Shocked, Conrad glanced at David, whose face was grim and determined. ‘The bastard deserved it.’

The nuns screamed and the soldiers reached for their own rifles. Conrad took aim and fired, as did Harry and David. Three more of the soldiers fell, and then the rest ran. David nicked one on the shoulder as he ducked through the scrub.

There was trouble the next day. The Russian commissar from the Popular Army brigade the soldiers had belonged to paid a visit to his counterpart in the British Battalion. He was a short balding man with a tiny paunch and the hint of a double chin, which set him apart from the scrawny soldiers around him. The commissar of the British Battalion, who was British himself, told the Russian to piss off. But the visitor had brought with him a soldier nursing a shoulder wound. As they were leaving the British Battalion HQ, this soldier caught sight of Conrad and nudged his commissar.

The Republican offensive pressed on towards the village of Brunete, but the Fascists quickly put together a stiff resistance. Two days later Conrad found himself a few miles further on, his body pressed flat in a shallow indentation he and Harry had scraped into the hard-baked soil. Ahead was a low bump, which had just earned the nickname Mosquito Hill because of the bullets whining all around it. The previous day the British Battalion and the American Washington Battalion had thrown themselves in useless waves at the hill, ably defended by the Nationalists. The bodies lay in front of Conrad, scattered about the brown earth, already putrefying in the sun. Many of them had been his friends, his comrades.

The sun blazed, turning the ground in front of the hill into a nightmarish oven of death. There were shell-blasted scraps of thyme bushes even here, but in the middle of the day their aroma was overwhelmed by the smell of rotting flesh and human excrement. The noise was overpowering: the relentless crash of shells from the Fascists’ guns, interspersed with the crackle of small-arms fire and, in the all-too-brief moments of quiet, the buzzing of thousands of flies dancing from corpse to corpse.

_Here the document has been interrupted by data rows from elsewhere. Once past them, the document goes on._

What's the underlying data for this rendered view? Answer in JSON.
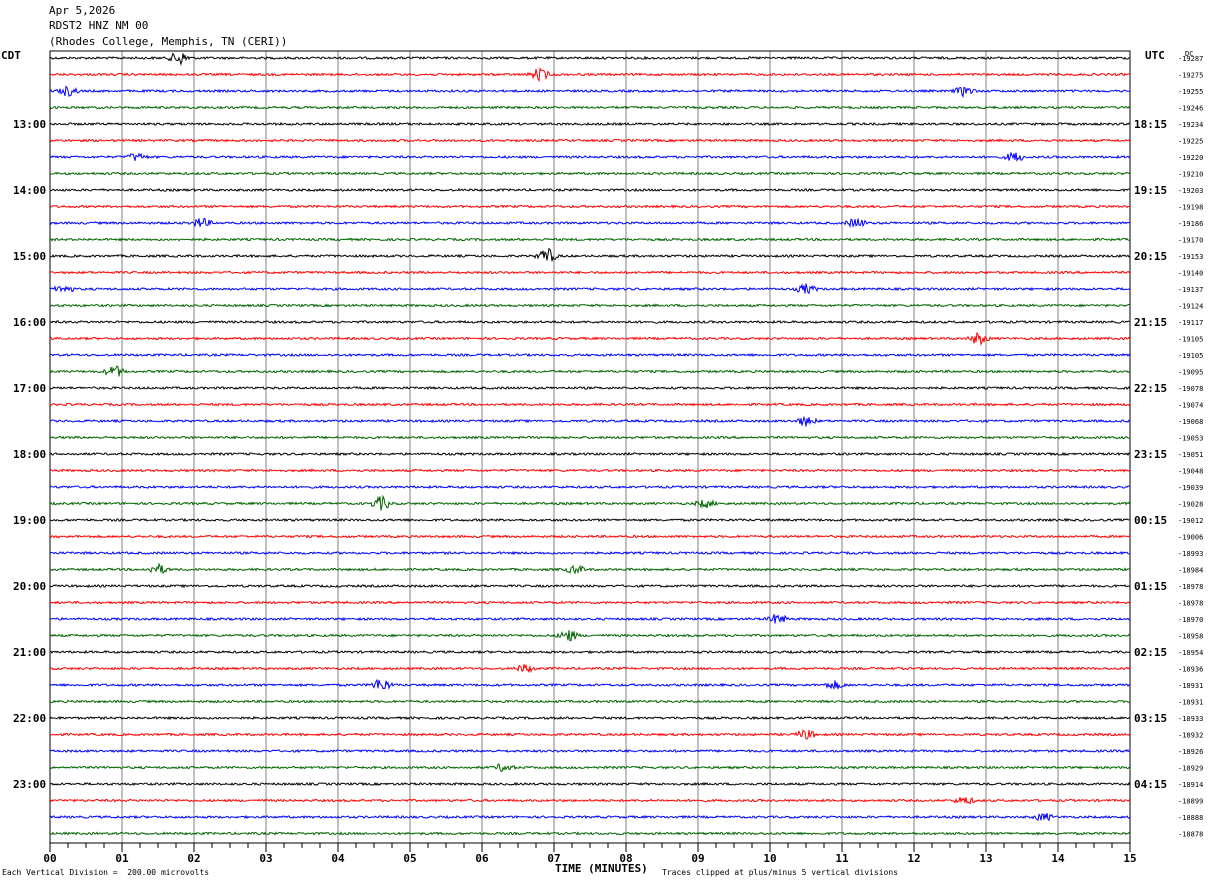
{
  "header": {
    "date": "Apr 5,2026",
    "station": "RDST2 HNZ NM 00",
    "site": "(Rhodes College, Memphis, TN (CERI))"
  },
  "left_timezone": "CDT",
  "right_timezone": "UTC",
  "dc_label": "DC",
  "footer": {
    "scale_note": "Each Vertical Division =  200.00 microvolts",
    "xlabel": "TIME (MINUTES)",
    "clip_note": "Traces clipped at plus/minus 5 vertical divisions"
  },
  "colors": {
    "trace_cycle": [
      "#000000",
      "#ff0000",
      "#0000ff",
      "#006400"
    ],
    "grid": "#808080",
    "frame": "#000000"
  },
  "chart_data": {
    "type": "line",
    "title": "",
    "xlabel": "TIME (MINUTES)",
    "x_ticks": [
      "00",
      "01",
      "02",
      "03",
      "04",
      "05",
      "06",
      "07",
      "08",
      "09",
      "10",
      "11",
      "12",
      "13",
      "14",
      "15"
    ],
    "xlim": [
      0,
      15
    ],
    "rows": 48,
    "row_minutes": 15,
    "left_hour_labels": [
      "13:00",
      "14:00",
      "15:00",
      "16:00",
      "17:00",
      "18:00",
      "19:00",
      "20:00",
      "21:00",
      "22:00",
      "23:00"
    ],
    "right_hour_labels": [
      "18:15",
      "19:15",
      "20:15",
      "21:15",
      "22:15",
      "23:15",
      "00:15",
      "01:15",
      "02:15",
      "03:15",
      "04:15"
    ],
    "dc_offsets": [
      "-19287",
      "-19275",
      "-19255",
      "-19246",
      "-19234",
      "-19225",
      "-19220",
      "-19210",
      "-19203",
      "-19198",
      "-19186",
      "-19170",
      "-19153",
      "-19140",
      "-19137",
      "-19124",
      "-19117",
      "-19105",
      "-19105",
      "-19095",
      "-19078",
      "-19074",
      "-19068",
      "-19053",
      "-19051",
      "-19048",
      "-19039",
      "-19028",
      "-19012",
      "-19006",
      "-18993",
      "-18984",
      "-18978",
      "-18978",
      "-18970",
      "-18958",
      "-18954",
      "-18936",
      "-18931",
      "-18931",
      "-18933",
      "-18932",
      "-18926",
      "-18929",
      "-18914",
      "-18899",
      "-18888",
      "-18878"
    ],
    "events": [
      {
        "row": 0,
        "minute": 1.8,
        "amp": 7
      },
      {
        "row": 1,
        "minute": 6.8,
        "amp": 6
      },
      {
        "row": 2,
        "minute": 0.25,
        "amp": 5
      },
      {
        "row": 2,
        "minute": 12.7,
        "amp": 5
      },
      {
        "row": 6,
        "minute": 1.2,
        "amp": 4
      },
      {
        "row": 6,
        "minute": 13.4,
        "amp": 5
      },
      {
        "row": 10,
        "minute": 2.1,
        "amp": 5
      },
      {
        "row": 10,
        "minute": 11.2,
        "amp": 5
      },
      {
        "row": 12,
        "minute": 6.9,
        "amp": 8
      },
      {
        "row": 14,
        "minute": 0.2,
        "amp": 4
      },
      {
        "row": 14,
        "minute": 10.5,
        "amp": 5
      },
      {
        "row": 17,
        "minute": 12.9,
        "amp": 6
      },
      {
        "row": 19,
        "minute": 0.9,
        "amp": 6
      },
      {
        "row": 22,
        "minute": 10.5,
        "amp": 5
      },
      {
        "row": 27,
        "minute": 4.6,
        "amp": 7
      },
      {
        "row": 27,
        "minute": 9.1,
        "amp": 4
      },
      {
        "row": 31,
        "minute": 1.5,
        "amp": 5
      },
      {
        "row": 31,
        "minute": 7.3,
        "amp": 4
      },
      {
        "row": 34,
        "minute": 10.1,
        "amp": 5
      },
      {
        "row": 35,
        "minute": 7.2,
        "amp": 6
      },
      {
        "row": 37,
        "minute": 6.6,
        "amp": 4
      },
      {
        "row": 38,
        "minute": 4.6,
        "amp": 7
      },
      {
        "row": 38,
        "minute": 10.9,
        "amp": 4
      },
      {
        "row": 41,
        "minute": 10.5,
        "amp": 5
      },
      {
        "row": 43,
        "minute": 6.3,
        "amp": 4
      },
      {
        "row": 45,
        "minute": 12.7,
        "amp": 4
      },
      {
        "row": 46,
        "minute": 13.8,
        "amp": 4
      }
    ]
  }
}
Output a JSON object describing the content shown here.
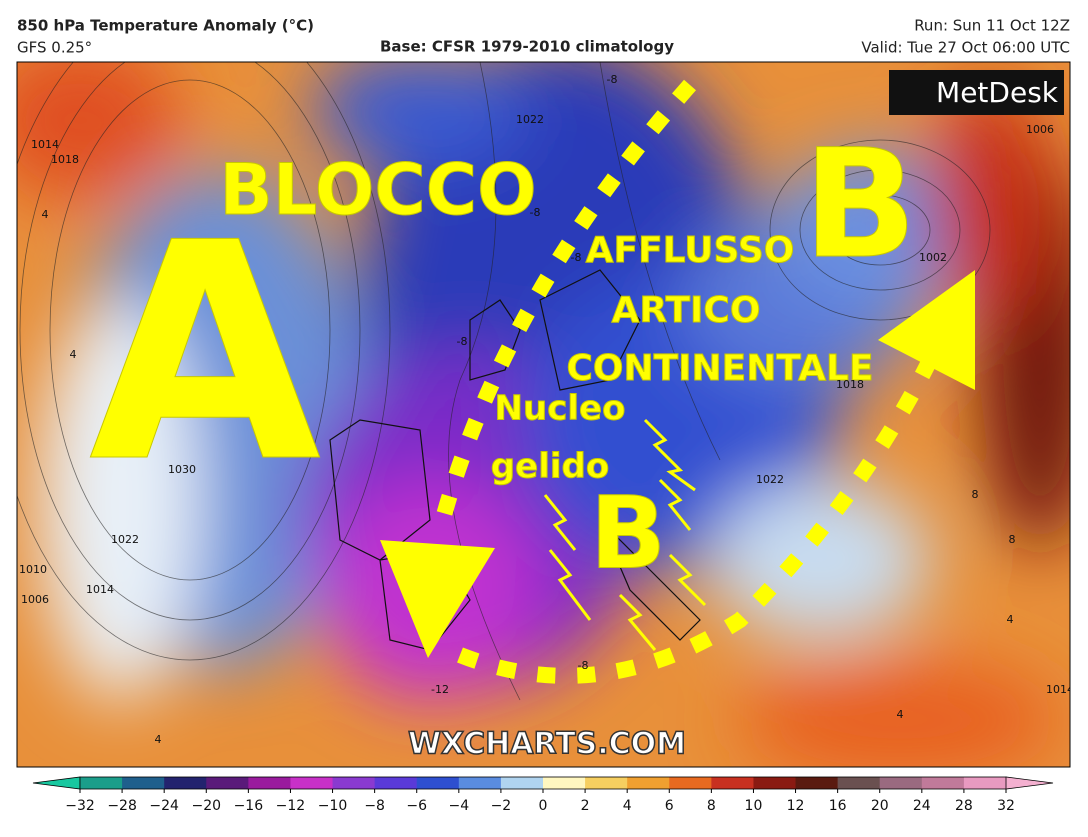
{
  "header": {
    "title": "850 hPa Temperature Anomaly (°C)",
    "model": "GFS 0.25°",
    "base": "Base: CFSR 1979-2010 climatology",
    "run": "Run: Sun 11 Oct 12Z",
    "valid": "Valid: Tue 27 Oct 06:00 UTC"
  },
  "logo": "MetDesk",
  "watermark": "WXCHARTS.COM",
  "annotations": [
    "BLOCCO",
    "A",
    "B",
    "AFFLUSSO",
    "ARTICO",
    "CONTINENTALE",
    "Nucleo",
    "gelido",
    "B"
  ],
  "map_labels": [
    "1014",
    "1018",
    "1030",
    "1022",
    "1010",
    "1006",
    "1014",
    "1022",
    "1002",
    "1006",
    "1018",
    "1022",
    "1014",
    "-8",
    "-8",
    "-8",
    "-8",
    "-12",
    "-8",
    "4",
    "4",
    "4",
    "8",
    "8",
    "4",
    "4"
  ],
  "colorbar": {
    "ticks": [
      {
        "value": -32,
        "label": "−32"
      },
      {
        "value": -28,
        "label": "−28"
      },
      {
        "value": -24,
        "label": "−24"
      },
      {
        "value": -20,
        "label": "−20"
      },
      {
        "value": -16,
        "label": "−16"
      },
      {
        "value": -12,
        "label": "−12"
      },
      {
        "value": -10,
        "label": "−10"
      },
      {
        "value": -8,
        "label": "−8"
      },
      {
        "value": -6,
        "label": "−6"
      },
      {
        "value": -4,
        "label": "−4"
      },
      {
        "value": -2,
        "label": "−2"
      },
      0,
      2,
      4,
      6,
      8,
      10,
      12,
      16,
      20,
      24,
      28,
      32
    ],
    "colors": [
      "#1a9e8a",
      "#1f5f8c",
      "#23236e",
      "#5a1a7a",
      "#9a1a9e",
      "#c830c8",
      "#8a3ad0",
      "#5a3ad8",
      "#2e4fd0",
      "#5a8ce0",
      "#b0d4f0",
      "#fff7c0",
      "#f6cf60",
      "#f0a030",
      "#e86a20",
      "#c83020",
      "#8a1a12",
      "#5a1a10",
      "#6a5050",
      "#9a6a80",
      "#c07a9a",
      "#e89ac0"
    ],
    "under_color": "#18c8a0",
    "over_color": "#f4b0d0"
  }
}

Conrad was tired and he was thirsty. Everyone was thirsty. The streams shown on their maps had turned out to be dry, and the Republican Army’s logistical capabilities were not up to bringing enough water to the front to slake the thirst of all its soldiers.

To their left, a Spanish Popular Army brigade was mov­ing up to support yet another attack. It was the unit from which the soldiers who had tried to rape the nuns had come. Once they were in position, the order would be given for the British Battalion to attack again. These days it was always the International Brigades or the anarchist units who were thrown into the offensives, with the elite communist units held back from the worst of the fighting.

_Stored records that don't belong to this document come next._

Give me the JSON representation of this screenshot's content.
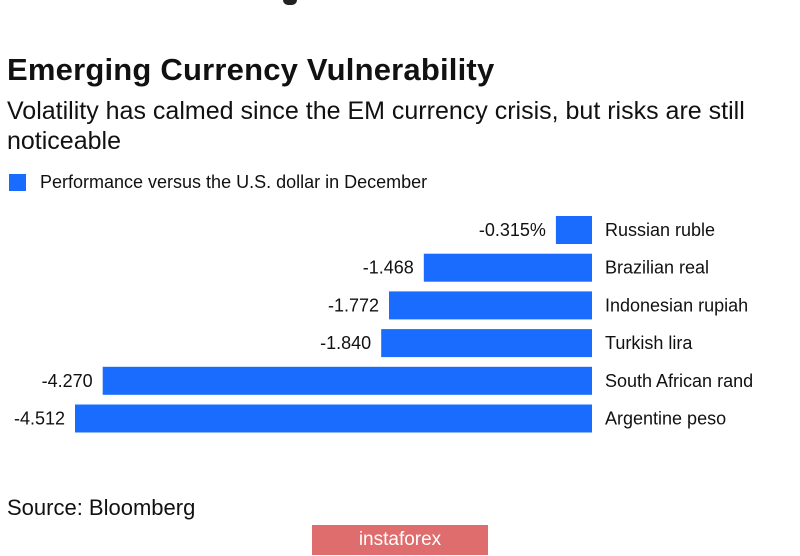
{
  "title": "Emerging Currency Vulnerability",
  "subtitle": "Volatility has calmed since the EM currency crisis, but risks are still noticeable",
  "legend": {
    "label": "Performance versus the U.S. dollar in December"
  },
  "source": "Source: Bloomberg",
  "watermark": "instaforex",
  "colors": {
    "bar": "#1a6cff",
    "text": "#111111",
    "watermark_bg": "#e06d6d"
  },
  "chart_data": {
    "type": "bar",
    "orientation": "horizontal",
    "categories": [
      "Russian ruble",
      "Brazilian real",
      "Indonesian rupiah",
      "Turkish lira",
      "South African rand",
      "Argentine peso"
    ],
    "series": [
      {
        "name": "Performance versus the U.S. dollar in December",
        "values": [
          -0.315,
          -1.468,
          -1.772,
          -1.84,
          -4.27,
          -4.512
        ],
        "value_labels": [
          "-0.315%",
          "-1.468",
          "-1.772",
          "-1.840",
          "-4.270",
          "-4.512"
        ]
      }
    ],
    "xlim": [
      -4.512,
      0
    ],
    "unit": "%",
    "legend_position": "top-left"
  }
}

The order came to advance. Although Conrad was exhausted, as soon as he was on his feet adrenalin spurted through his veins and he ran, crouching low, dodging from left to right, Harry by his side, David slightly ahead and to the left. The Popular Army brigade had machine guns and they were spraying bullets in the general direction of the Nationalists on the hilltop.

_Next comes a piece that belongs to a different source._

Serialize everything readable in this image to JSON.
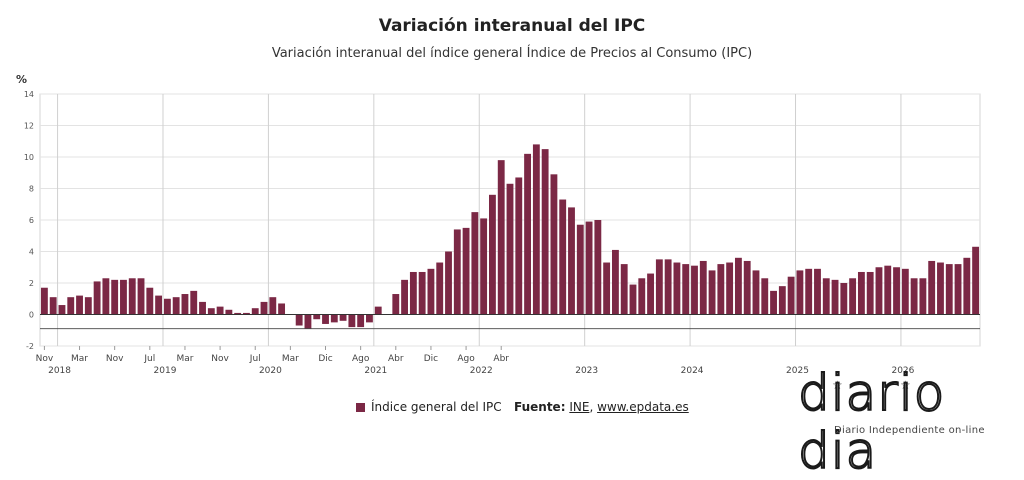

Conrad threw himself down behind a small boulder and rested his rifle on it. He fought to control his breathing and his rapidly beating heart as he aimed at a head two hundred yards up the hill. The marksmanship of the average Republican soldier was appalling, not helped by their ancient weaponry, much of which dated from the previous century. But Conrad’s rifle was a new German-made Mauser K98k that he had lifted a few months before from a legless Fascist soldier groaning on the battlefield at the Jarama River, and Conrad knew how to use it. There was no wind, but he allowed for range, and pressed the trigger. The head jerked backwards and disappeared.